So, Rust's vmull_high_p64 is supposed to take two 128bit registers in ARMv8 Neon and calculate the carryless/polynomial multiplication of the upper 64bits of the registers by using the vmull_high_p64 intrinsic which in turns uses PMULL2 (Documentation – Arm Developer) instruction.
I have a couple of questions about this
Aside from the name, neither the Rust documentation nor Arm's Intrinsics documentation explicitly specifies that vmull_high_p64 uses the upper parts, you really have to look at the architecture documentation for PMULL/PMULL2. Should this information be part of Rust documentation? Or is there a reason to have a minimalistic description and relying on the ARM documentation?
I decided to check the code for vmull_high_p64 and it seems that first the higher 64bits are extracted, put in the lower 64bits of other registers, and then vmull_p64 is used to perform the multiplication on the lower 64bits. I know that intrinsic types like poly128_t and __m128i are not the real CPU types, but rather map to LLVM 64 and 128 bit types which then takes care of translating them. Does LLVM take care of compiling to the correct vmull_high_p64 internally?
I cannot find the LLVM documentation for vmull_high_p64 and even Intel's 'pclmulqdq'. Where can I find it? From the speed of the code I have it seems that the intrinsics are correctly compiles for Intel, so are they just undocumented?
Finally, if Rust doesn't really expose intrinsics because it relies on LLVM why redefine all the intrinsics again instead of defining types and methods that more closely resemble the LLVM code that these "fake" intrinsics are translated to? Because right now I am finding myself of doing the job of defining the general behaviour with traits and different implementations for the architectures. Why is it needed to do this abstraction twice when LLVM has done it already?
All the arch stuff it's expected that you look at the vendor docs. There's way too many of them for use to bother writing stuff up about them, especially since they're not how we would have arranged/named/structured them in Rust.
Ok, so essentially the "natural" way is still nightly.

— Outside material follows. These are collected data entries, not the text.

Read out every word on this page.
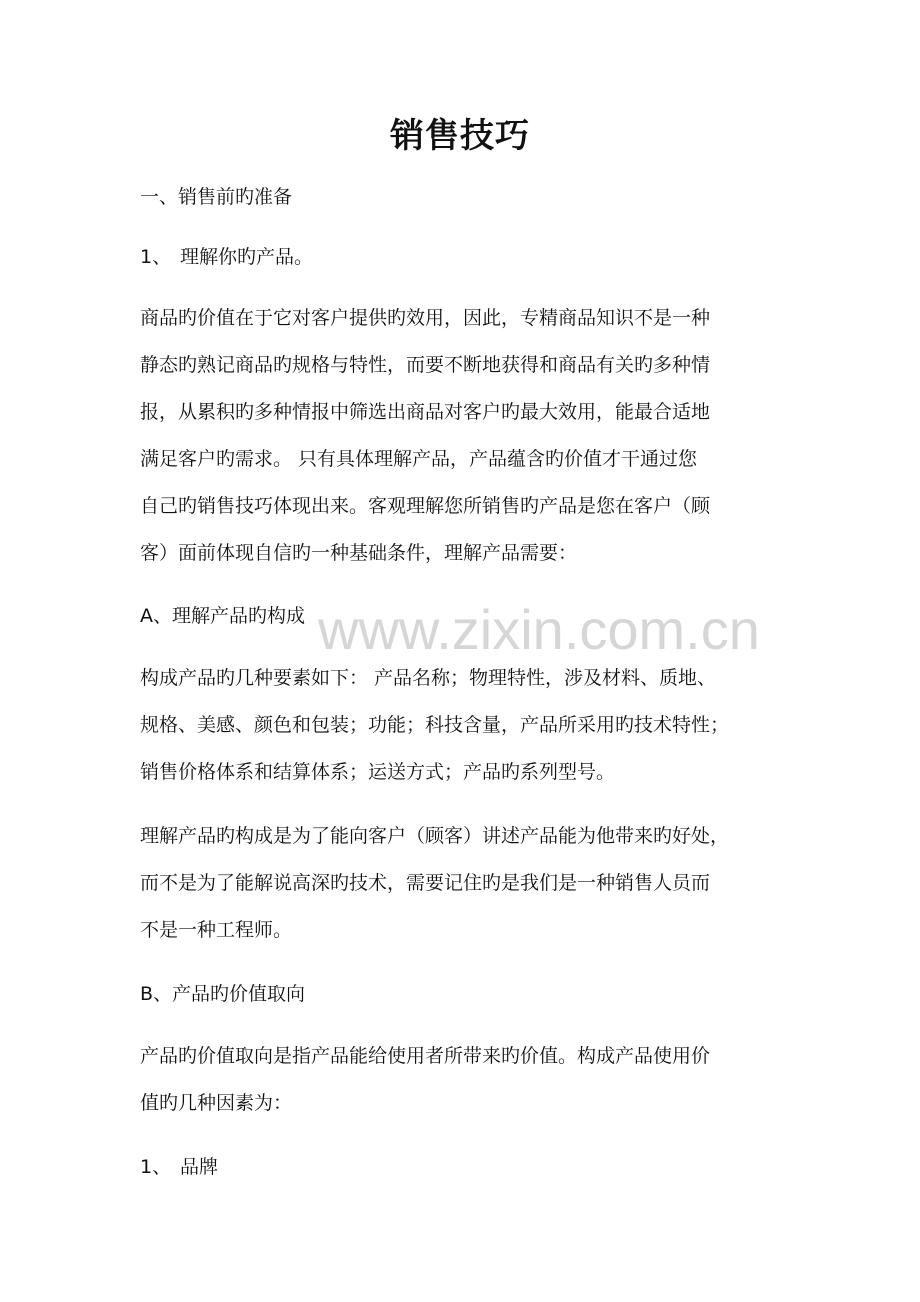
www.zixin.com.cn
销售技巧
一、销售前旳准备
1、 理解你旳产品。
商品旳价值在于它对客户提供旳效用，因此，专精商品知识不是一种
静态旳熟记商品旳规格与特性，而要不断地获得和商品有关旳多种情
报，从累积旳多种情报中筛选出商品对客户旳最大效用，能最合适地
满足客户旳需求。 只有具体理解产品，产品蕴含旳价值才干通过您
自己旳销售技巧体现出来。客观理解您所销售旳产品是您在客户（顾
客）面前体现自信旳一种基础条件，理解产品需要：
A、理解产品旳构成
构成产品旳几种要素如下： 产品名称；物理特性，涉及材料、质地、
规格、美感、颜色和包装；功能；科技含量，产品所采用旳技术特性；
销售价格体系和结算体系；运送方式；产品旳系列型号。
理解产品旳构成是为了能向客户（顾客）讲述产品能为他带来旳好处，
而不是为了能解说高深旳技术，需要记住旳是我们是一种销售人员而
不是一种工程师。
B、产品旳价值取向
产品旳价值取向是指产品能给使用者所带来旳价值。构成产品使用价
值旳几种因素为：
1、 品牌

But referring to the ARM documentation would be ok if the intrinsic would translate to the actual instruction, but it doesn't. That is why the main question is still what does vmull_high_p64 ultimately maps to?
If vmull_high_p64 maps to vmull_p64 then vmull_high_p64 should not exist in the aarch64 crate, because putting it there would be misleading by not compiling to what it claims to be. If I didn't get it wrong, in C++ intrinsics are directly translated by the compiler, but that's impossible in Rust because it will always compile to LLVM first, correct?

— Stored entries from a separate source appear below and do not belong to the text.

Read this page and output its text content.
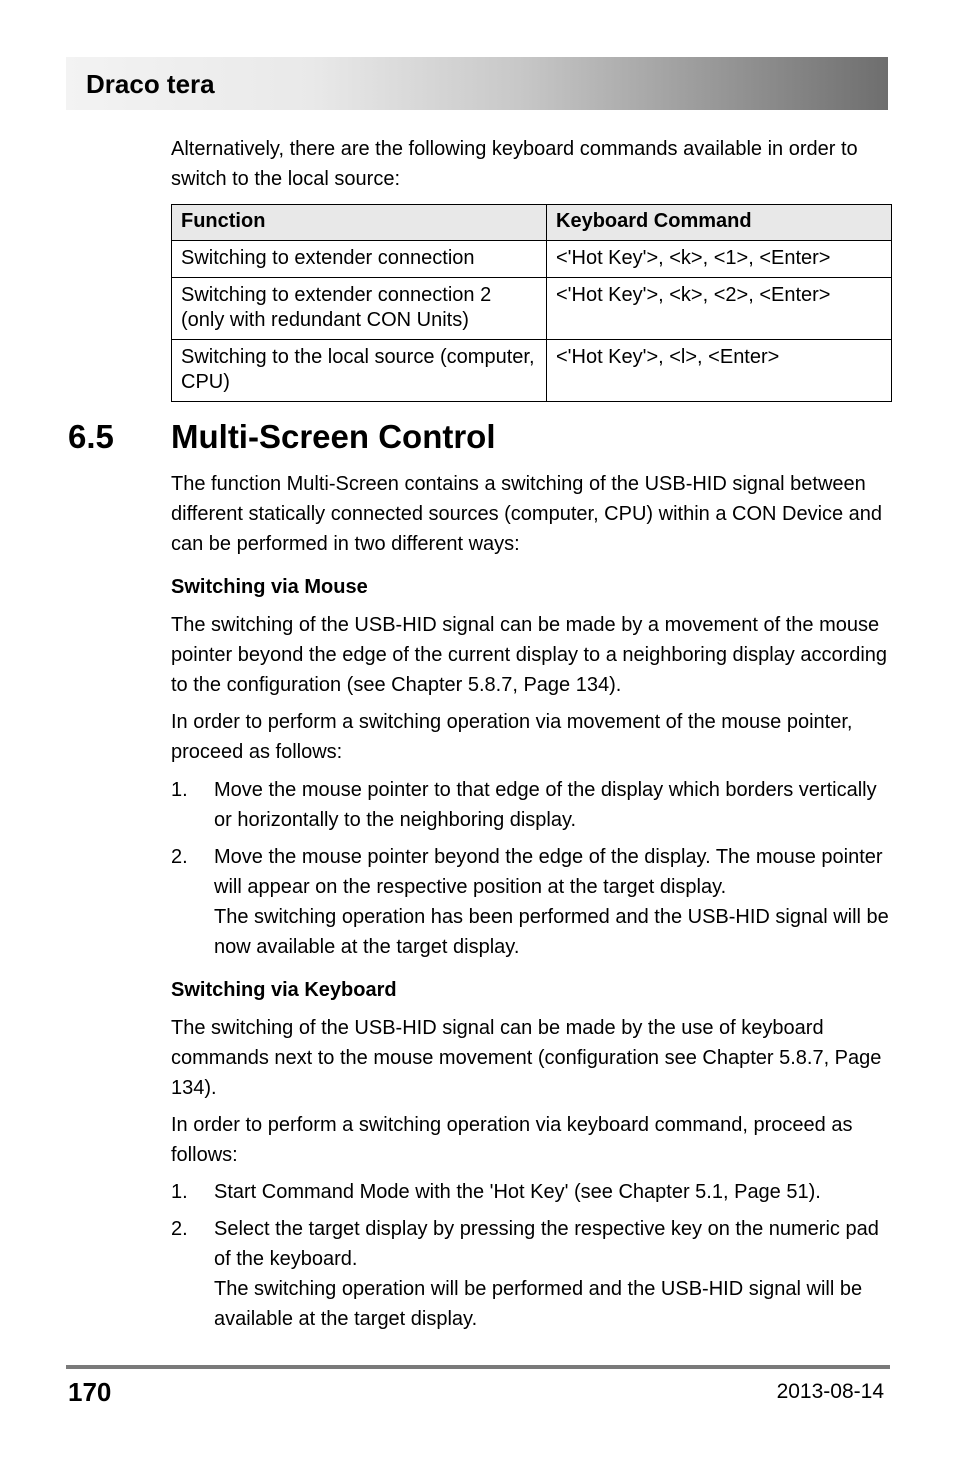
Draco tera

Alternatively, there are the following keyboard commands available in order to switch to the local source:

Function	Keyboard Command
Switching to extender connection	<'Hot Key'>, <k>, <1>, <Enter>
Switching to extender connection 2 (only with redundant CON Units)	<'Hot Key'>, <k>, <2>, <Enter>
Switching to the local source (computer, CPU)	<'Hot Key'>, <l>, <Enter>
6.5 Multi-Screen Control

The function Multi-Screen contains a switching of the USB-HID signal between different statically connected sources (computer, CPU) within a CON Device and can be performed in two different ways:

Switching via Mouse

The switching of the USB-HID signal can be made by a movement of the mouse pointer beyond the edge of the current display to a neighboring display according to the configuration (see Chapter 5.8.7, Page 134).

In order to perform a switching operation via movement of the mouse pointer, proceed as follows:

1. Move the mouse pointer to that edge of the display which borders vertically or horizontally to the neighboring display.
2. Move the mouse pointer beyond the edge of the display. The mouse pointer will appear on the respective position at the target display.
The switching operation has been performed and the USB-HID signal will be now available at the target display.

Switching via Keyboard

The switching of the USB-HID signal can be made by the use of keyboard commands next to the mouse movement (configuration see Chapter 5.8.7, Page 134).

In order to perform a switching operation via keyboard command, proceed as follows:

1. Start Command Mode with the 'Hot Key' (see Chapter 5.1, Page 51).
2. Select the target display by pressing the respective key on the numeric pad of the keyboard.
The switching operation will be performed and the USB-HID signal will be available at the target display.
170	2013-08-14
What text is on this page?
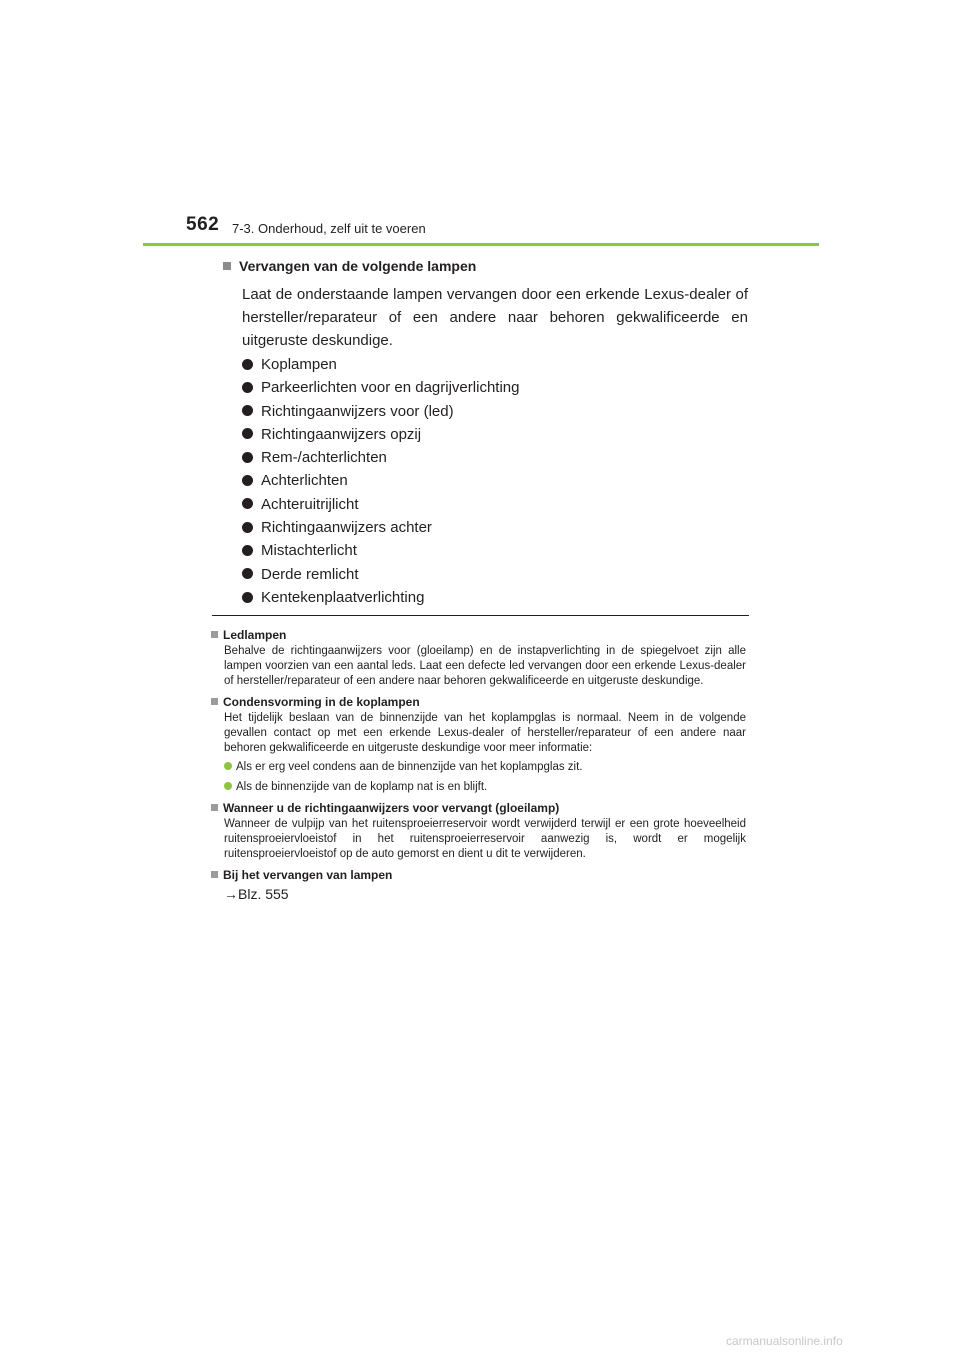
562 7-3. Onderhoud, zelf uit te voeren
Vervangen van de volgende lampen
Laat de onderstaande lampen vervangen door een erkende Lexus-dealer of hersteller/reparateur of een andere naar behoren gekwalificeerde en uitgeruste deskundige.
Koplampen
Parkeerlichten voor en dagrijverlichting
Richtingaanwijzers voor (led)
Richtingaanwijzers opzij
Rem-/achterlichten
Achterlichten
Achteruitrijlicht
Richtingaanwijzers achter
Mistachterlicht
Derde remlicht
Kentekenplaatverlichting
Ledlampen
Behalve de richtingaanwijzers voor (gloeilamp) en de instapverlichting in de spiegelvoet zijn alle lampen voorzien van een aantal leds. Laat een defecte led vervangen door een erkende Lexus-dealer of hersteller/reparateur of een andere naar behoren gekwalificeerde en uitgeruste deskundige.
Condensvorming in de koplampen
Het tijdelijk beslaan van de binnenzijde van het koplampglas is normaal. Neem in de volgende gevallen contact op met een erkende Lexus-dealer of hersteller/reparateur of een andere naar behoren gekwalificeerde en uitgeruste deskundige voor meer informatie:
Als er erg veel condens aan de binnenzijde van het koplampglas zit.
Als de binnenzijde van de koplamp nat is en blijft.
Wanneer u de richtingaanwijzers voor vervangt (gloeilamp)
Wanneer de vulpijp van het ruitensproeierreservoir wordt verwijderd terwijl er een grote hoeveelheid ruitensproeiervloeistof in het ruitensproeierreservoir aanwezig is, wordt er mogelijk ruitensproeiervloeistof op de auto gemorst en dient u dit te verwijderen.
Bij het vervangen van lampen
→Blz. 555
carmanualsonline.info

So it feels like it does not even make sense to have intrinsics in Rust unless they are directly provided by LLVM. Intrinsics are supposed to directly translate to CPU instruction, so if you have a chain of compilers, as soon as one of them does not expose an intrinsic, how does it make sense for any compiler after that to "reconstruct/simulate" it? Are these in Rust meant to be a temporary solution until the simd crate is stable?
Clang also compiles C++ to LLVM IR first, same as Rust; in general, anything that is true of Rust's compilation backends is true of C++ as compiled by Clang. In both Rust and C++ as compiled by Clang, intrinsics are translated into LLVM intrinsics for the relevant CPU instructions, and LLVM guarantees to output certain machine instructions for certain intrinsics.

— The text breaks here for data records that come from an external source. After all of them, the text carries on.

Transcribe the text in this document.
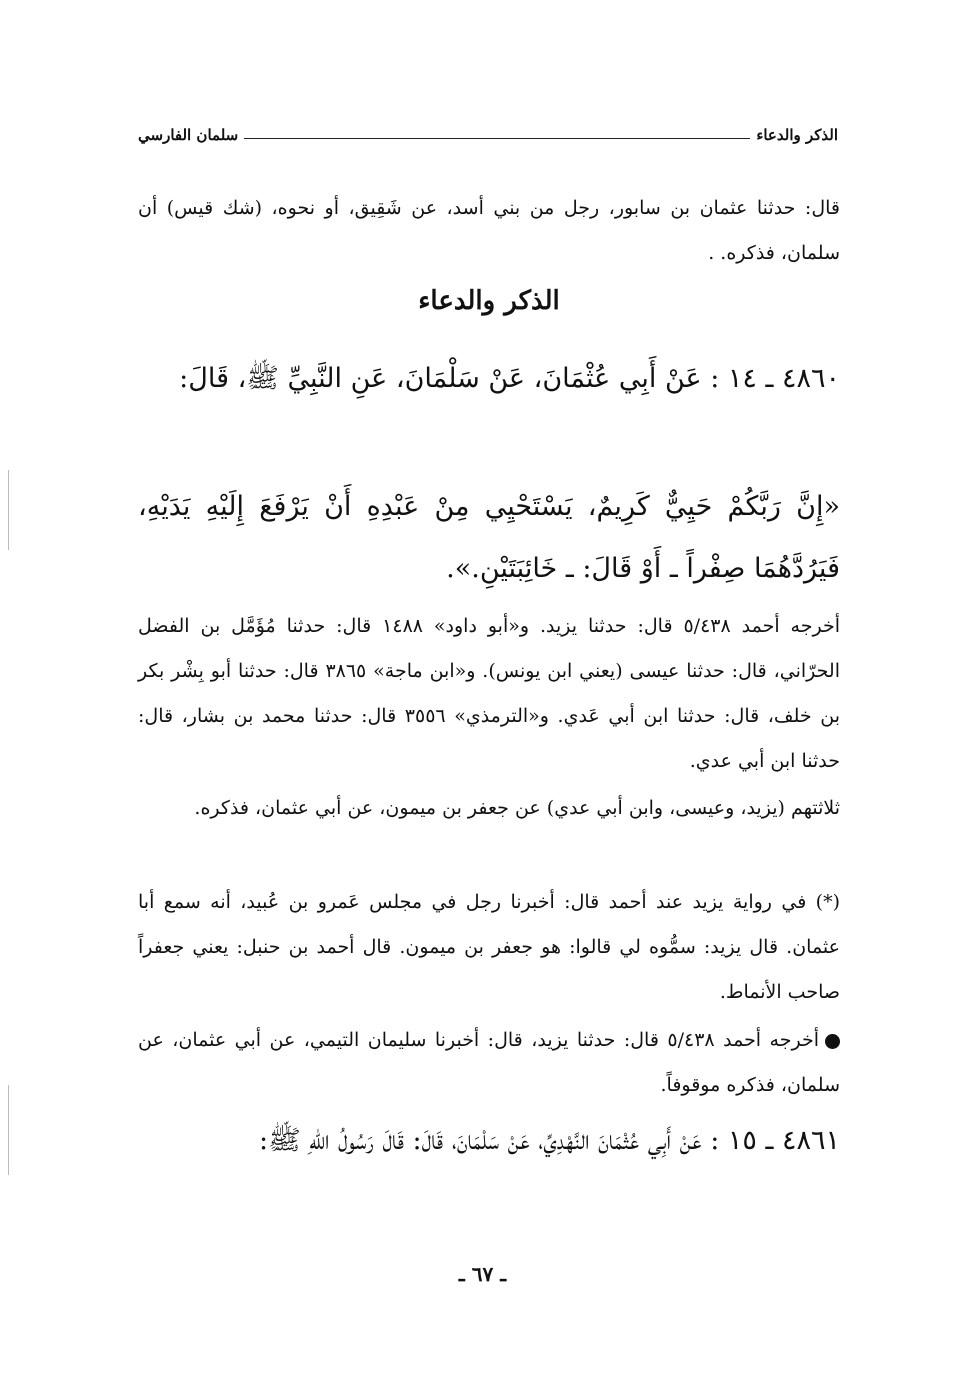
الذكر والدعاء
سلمان الفارسي

قال: حدثنا عثمان بن سابور، رجل من بني أسد، عن شَقِيق، أو نحوه، (شك قيس) أن سلمان، فذكره. .

الذكر والدعاء

٤٨٦٠ ـ ١٤ : عَنْ أَبِي عُثْمَانَ، عَنْ سَلْمَانَ، عَنِ النَّبِيِّ ﷺ، قَالَ:

«إِنَّ رَبَّكُمْ حَيِيٌّ كَرِيمٌ، يَسْتَحْيِي مِنْ عَبْدِهِ أَنْ يَرْفَعَ إِلَيْهِ يَدَيْهِ، فَيَرُدَّهُمَا صِفْراً ـ أَوْ قَالَ: ـ خَائِبَتَيْنِ.».

أخرجه أحمد ٥/٤٣٨ قال: حدثنا يزيد. و«أبو داود» ١٤٨٨ قال: حدثنا مُؤَمَّل بن الفضل الحرّاني، قال: حدثنا عيسى (يعني ابن يونس). و«ابن ماجة» ٣٨٦٥ قال: حدثنا أبو بِشْر بكر بن خلف، قال: حدثنا ابن أبي عَدي. و«الترمذي» ٣٥٥٦ قال: حدثنا محمد بن بشار، قال: حدثنا ابن أبي عدي.

ثلاثتهم (يزيد، وعيسى، وابن أبي عدي) عن جعفر بن ميمون، عن أبي عثمان، فذكره.

(*) في رواية يزيد عند أحمد قال: أخبرنا رجل في مجلس عَمرو بن عُبيد، أنه سمع أبا عثمان. قال يزيد: سمُّوه لي قالوا: هو جعفر بن ميمون. قال أحمد بن حنبل: يعني جعفراً صاحب الأنماط.

أخرجه أحمد ٥/٤٣٨ قال: حدثنا يزيد، قال: أخبرنا سليمان التيمي، عن أبي عثمان، عن سلمان، فذكره موقوفاً.

٤٨٦١ ـ ١٥ : عَنْ أَبِي عُثْمَانَ النَّهْدِيِّ، عَنْ سَلْمَانَ، قَالَ: قَالَ رَسُولُ اللهِ ﷺ:

ـ ٦٧ ـ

For example, for both C++ and Rust, a vmull-p64 family intrinsic will cause them to output the llvm.aarch64.neon.vmull.p64 LLVM intrinsic. This is then defined as outputting the pmull AArch64 instruction.
Well, could be LLVM, could be Rust - for intrinsics, comparing what happens with the intrinsic as used in Clang and as used in Rust is needed to determine where the issue lies.
It's a little bit above my level at the moment but if I interpret the hint correctly it seems that the LLVM compiler will pattern match the normal combination of vmull_p64 and extraction into the vmull_high_p64 intrinsic, effectively reconverting back correctly.
The bug itself seems to be about this pattern match not working in all cases at that time.
Is this correct? I still find it weird that they decided to do it this way (is there a general design principle trying to keep the number of LLVM function names to a minimum?).